Akhirnya tiba giliran saya dipanggil. Dokter bertanya tentang kronologi kejadian. Saya pun menceritakan secara kronologis. Tanpa melihat cedera saya, dokter itu langsung mengirim saya ke bagian radiologi untuk di-rontgen.
Saya sendirian di rumah sakit karena anak-anak tak boleh masuk ke ruang UGD. Jadinya saya harus menunggu perawat yang akan membawa saya ke bagian radiologi.
Setengah jam menanti, akhirnya ada perawat yang mendorong kursi roda saya ke ruang radiologi. Sepanjang koridor, para perawat saling menyapa.
“Kamu saya bantu karena kamu sweet banget,” ujar satu perawat kepada perawat lainnya.
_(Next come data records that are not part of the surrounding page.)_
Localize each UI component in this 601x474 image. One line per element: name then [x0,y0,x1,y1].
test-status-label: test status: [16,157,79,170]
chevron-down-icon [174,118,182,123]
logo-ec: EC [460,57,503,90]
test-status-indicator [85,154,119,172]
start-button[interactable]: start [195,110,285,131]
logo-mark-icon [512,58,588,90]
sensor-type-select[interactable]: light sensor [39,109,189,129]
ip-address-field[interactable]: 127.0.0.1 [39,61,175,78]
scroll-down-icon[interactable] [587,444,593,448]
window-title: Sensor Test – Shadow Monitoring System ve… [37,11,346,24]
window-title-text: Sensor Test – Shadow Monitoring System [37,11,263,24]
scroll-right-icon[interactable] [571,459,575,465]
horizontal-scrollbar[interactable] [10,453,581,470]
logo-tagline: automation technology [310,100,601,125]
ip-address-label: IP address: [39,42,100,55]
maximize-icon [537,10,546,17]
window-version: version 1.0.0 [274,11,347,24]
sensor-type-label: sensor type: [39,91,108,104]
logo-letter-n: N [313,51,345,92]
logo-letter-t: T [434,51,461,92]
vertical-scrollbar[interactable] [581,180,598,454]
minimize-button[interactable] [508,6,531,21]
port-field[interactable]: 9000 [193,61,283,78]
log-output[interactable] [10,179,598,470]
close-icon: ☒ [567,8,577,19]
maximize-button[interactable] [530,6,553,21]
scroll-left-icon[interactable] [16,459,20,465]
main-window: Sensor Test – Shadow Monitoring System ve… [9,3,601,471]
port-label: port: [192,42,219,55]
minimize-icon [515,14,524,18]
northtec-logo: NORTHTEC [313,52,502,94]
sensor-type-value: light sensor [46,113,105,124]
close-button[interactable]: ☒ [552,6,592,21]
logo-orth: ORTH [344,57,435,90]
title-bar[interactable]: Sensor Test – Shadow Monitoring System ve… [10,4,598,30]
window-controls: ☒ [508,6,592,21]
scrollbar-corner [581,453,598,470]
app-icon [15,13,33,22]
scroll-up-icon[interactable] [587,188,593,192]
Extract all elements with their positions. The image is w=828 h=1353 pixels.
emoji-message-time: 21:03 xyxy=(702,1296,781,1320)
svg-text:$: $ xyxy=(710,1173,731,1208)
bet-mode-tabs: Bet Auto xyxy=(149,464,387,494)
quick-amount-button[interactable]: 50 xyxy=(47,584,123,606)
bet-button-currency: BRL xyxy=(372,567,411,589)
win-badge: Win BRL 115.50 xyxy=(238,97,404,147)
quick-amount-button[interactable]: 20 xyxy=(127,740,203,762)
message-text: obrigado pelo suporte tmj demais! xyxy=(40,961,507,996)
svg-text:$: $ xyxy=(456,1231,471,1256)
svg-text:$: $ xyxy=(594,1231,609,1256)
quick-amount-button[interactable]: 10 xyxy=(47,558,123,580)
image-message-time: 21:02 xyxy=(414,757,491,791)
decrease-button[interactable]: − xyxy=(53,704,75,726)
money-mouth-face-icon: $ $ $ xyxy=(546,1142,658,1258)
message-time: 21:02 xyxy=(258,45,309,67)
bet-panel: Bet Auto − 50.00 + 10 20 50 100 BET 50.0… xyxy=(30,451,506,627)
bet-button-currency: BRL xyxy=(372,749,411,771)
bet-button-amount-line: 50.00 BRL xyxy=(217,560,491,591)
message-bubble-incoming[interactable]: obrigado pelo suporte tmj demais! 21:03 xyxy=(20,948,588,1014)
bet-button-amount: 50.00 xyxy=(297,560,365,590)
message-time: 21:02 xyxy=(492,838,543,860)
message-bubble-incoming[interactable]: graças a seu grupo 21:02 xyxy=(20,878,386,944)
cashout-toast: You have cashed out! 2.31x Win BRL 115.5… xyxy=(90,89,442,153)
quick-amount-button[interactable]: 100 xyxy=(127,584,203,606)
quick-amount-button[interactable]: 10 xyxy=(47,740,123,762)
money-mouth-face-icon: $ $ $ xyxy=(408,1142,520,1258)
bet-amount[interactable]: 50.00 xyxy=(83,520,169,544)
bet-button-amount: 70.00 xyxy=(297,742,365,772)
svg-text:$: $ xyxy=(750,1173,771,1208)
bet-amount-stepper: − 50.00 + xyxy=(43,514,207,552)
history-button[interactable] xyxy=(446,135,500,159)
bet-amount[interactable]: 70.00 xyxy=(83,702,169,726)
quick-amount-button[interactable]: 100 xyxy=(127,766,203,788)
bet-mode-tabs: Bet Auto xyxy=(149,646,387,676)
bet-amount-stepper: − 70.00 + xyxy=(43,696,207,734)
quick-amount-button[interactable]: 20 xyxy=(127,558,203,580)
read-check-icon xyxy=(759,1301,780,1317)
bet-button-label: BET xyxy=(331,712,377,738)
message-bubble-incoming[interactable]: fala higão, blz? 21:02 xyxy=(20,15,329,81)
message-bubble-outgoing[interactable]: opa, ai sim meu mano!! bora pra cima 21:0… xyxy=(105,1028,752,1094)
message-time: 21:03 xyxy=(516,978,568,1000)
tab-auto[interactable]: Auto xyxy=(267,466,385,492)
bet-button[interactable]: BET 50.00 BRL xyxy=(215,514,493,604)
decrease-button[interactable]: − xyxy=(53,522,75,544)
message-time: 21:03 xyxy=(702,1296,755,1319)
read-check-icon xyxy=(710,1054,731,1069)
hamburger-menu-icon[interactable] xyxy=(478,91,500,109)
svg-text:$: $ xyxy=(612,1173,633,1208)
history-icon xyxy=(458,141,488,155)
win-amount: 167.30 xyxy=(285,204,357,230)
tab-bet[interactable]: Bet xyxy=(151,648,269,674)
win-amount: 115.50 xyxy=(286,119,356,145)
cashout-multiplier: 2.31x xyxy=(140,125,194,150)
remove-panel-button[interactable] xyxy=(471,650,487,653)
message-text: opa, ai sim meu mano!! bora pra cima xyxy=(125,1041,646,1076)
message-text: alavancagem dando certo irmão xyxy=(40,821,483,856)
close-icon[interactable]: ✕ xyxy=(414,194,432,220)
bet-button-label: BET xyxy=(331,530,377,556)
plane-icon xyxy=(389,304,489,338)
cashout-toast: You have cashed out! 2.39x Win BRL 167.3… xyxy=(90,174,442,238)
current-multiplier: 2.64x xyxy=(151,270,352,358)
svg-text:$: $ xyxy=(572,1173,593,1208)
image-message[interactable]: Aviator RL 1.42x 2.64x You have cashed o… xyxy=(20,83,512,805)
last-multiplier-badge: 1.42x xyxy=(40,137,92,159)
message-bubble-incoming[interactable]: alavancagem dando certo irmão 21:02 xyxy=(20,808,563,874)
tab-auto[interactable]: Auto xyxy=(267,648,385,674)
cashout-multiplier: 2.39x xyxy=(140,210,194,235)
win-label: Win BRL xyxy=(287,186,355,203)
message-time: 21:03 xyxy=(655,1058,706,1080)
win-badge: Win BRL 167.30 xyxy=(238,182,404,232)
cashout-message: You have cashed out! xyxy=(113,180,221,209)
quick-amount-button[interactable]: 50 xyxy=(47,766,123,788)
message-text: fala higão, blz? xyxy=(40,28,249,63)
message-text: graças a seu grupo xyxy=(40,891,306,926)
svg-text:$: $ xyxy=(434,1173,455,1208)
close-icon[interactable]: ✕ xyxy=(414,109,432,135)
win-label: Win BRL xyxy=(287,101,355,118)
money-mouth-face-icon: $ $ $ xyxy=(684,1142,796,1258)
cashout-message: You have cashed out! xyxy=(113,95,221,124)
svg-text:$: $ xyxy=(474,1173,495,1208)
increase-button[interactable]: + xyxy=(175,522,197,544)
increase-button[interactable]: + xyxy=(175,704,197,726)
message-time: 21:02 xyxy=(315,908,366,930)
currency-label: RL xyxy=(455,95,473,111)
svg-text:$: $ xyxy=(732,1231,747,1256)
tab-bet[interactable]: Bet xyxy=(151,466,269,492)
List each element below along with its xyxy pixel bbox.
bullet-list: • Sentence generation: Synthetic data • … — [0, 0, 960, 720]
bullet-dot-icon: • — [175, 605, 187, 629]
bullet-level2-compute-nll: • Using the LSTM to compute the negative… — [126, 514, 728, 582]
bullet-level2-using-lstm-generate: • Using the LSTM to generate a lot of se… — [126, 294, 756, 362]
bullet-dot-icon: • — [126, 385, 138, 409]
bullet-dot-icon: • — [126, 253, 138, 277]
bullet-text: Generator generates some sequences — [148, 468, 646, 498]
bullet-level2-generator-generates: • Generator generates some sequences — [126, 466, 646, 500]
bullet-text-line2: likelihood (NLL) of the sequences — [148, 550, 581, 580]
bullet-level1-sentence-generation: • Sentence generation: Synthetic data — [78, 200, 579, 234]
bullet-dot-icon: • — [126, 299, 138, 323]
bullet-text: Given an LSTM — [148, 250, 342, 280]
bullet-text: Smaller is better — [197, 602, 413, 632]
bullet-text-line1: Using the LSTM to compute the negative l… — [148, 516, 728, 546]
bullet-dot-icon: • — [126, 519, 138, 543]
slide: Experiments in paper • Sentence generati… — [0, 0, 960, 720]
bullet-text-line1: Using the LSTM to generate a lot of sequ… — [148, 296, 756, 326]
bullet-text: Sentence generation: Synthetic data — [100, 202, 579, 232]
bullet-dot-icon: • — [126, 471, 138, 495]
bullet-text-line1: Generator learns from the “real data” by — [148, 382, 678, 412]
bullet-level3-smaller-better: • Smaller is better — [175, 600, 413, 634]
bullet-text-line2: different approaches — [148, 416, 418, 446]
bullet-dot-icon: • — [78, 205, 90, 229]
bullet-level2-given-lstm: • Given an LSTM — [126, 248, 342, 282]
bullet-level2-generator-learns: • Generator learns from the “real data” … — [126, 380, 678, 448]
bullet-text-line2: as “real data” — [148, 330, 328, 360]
Temannya menjawab, “Iya, kamu juga kubantu karena kamu juga sweet“.
Saya betul-betul merasakan sendiri, perawat-perawat di RS itu ramah-ramah. Mereka minta maaf pada kepara pasien yang harus menunggu lama. Apa mau dikata, dokter hanya satu.
“Kami sudah minta penambahan (dokter) sejak 2018, tapi belum ada respon pusat,” ujar mereka.
Proses rontgen berlangsung 12 menit saja. Petugas sangat tanggap, cekatan. Kaki saya difoto dalam dua posisi. Astaga, untuk pose foto saja sakitnya minta ampun. Pasti nanti sakit pas direparasi. Pasrah saja.
Setelah 1 jam menanti, akhirnya saya dapat giliran. Syukurlah, tak ada retak, hanya lebam parah sehingga lutut bengkak dan nyeri. Aduh lega, meski kaki masih nyeri.
Dokter berkata, saya harus diam tak banyak bergerak selama 7-8 hari. Posisi kaki lurus, kalau perlu pakai bantal. Juga minum penahan sakit. Kalau berjalan harus pakai tongkat/penopang.
Cuma yang saya bikin heran, kok rumah sakit yang dikelilingi resor ski hanya punya satu dokter ortopedi? Kok bisa pemerintah pusat tak menambah dokter yang sangat diperlukan oleh para turis yang main ski –yang beresiko tinggi untuk cedera?
Padahal resor ski di Alpen termasuk resor paling terkenal di dunia.
Seorang turis cedera yang berasal dari Afrika Selatan mengeluh, di rumah sakit itu tak ada wi-fi. Padahal dia butuh menelepon sanak saudaranya, karena kakinya patah akibat ditabrak sesama turis ski.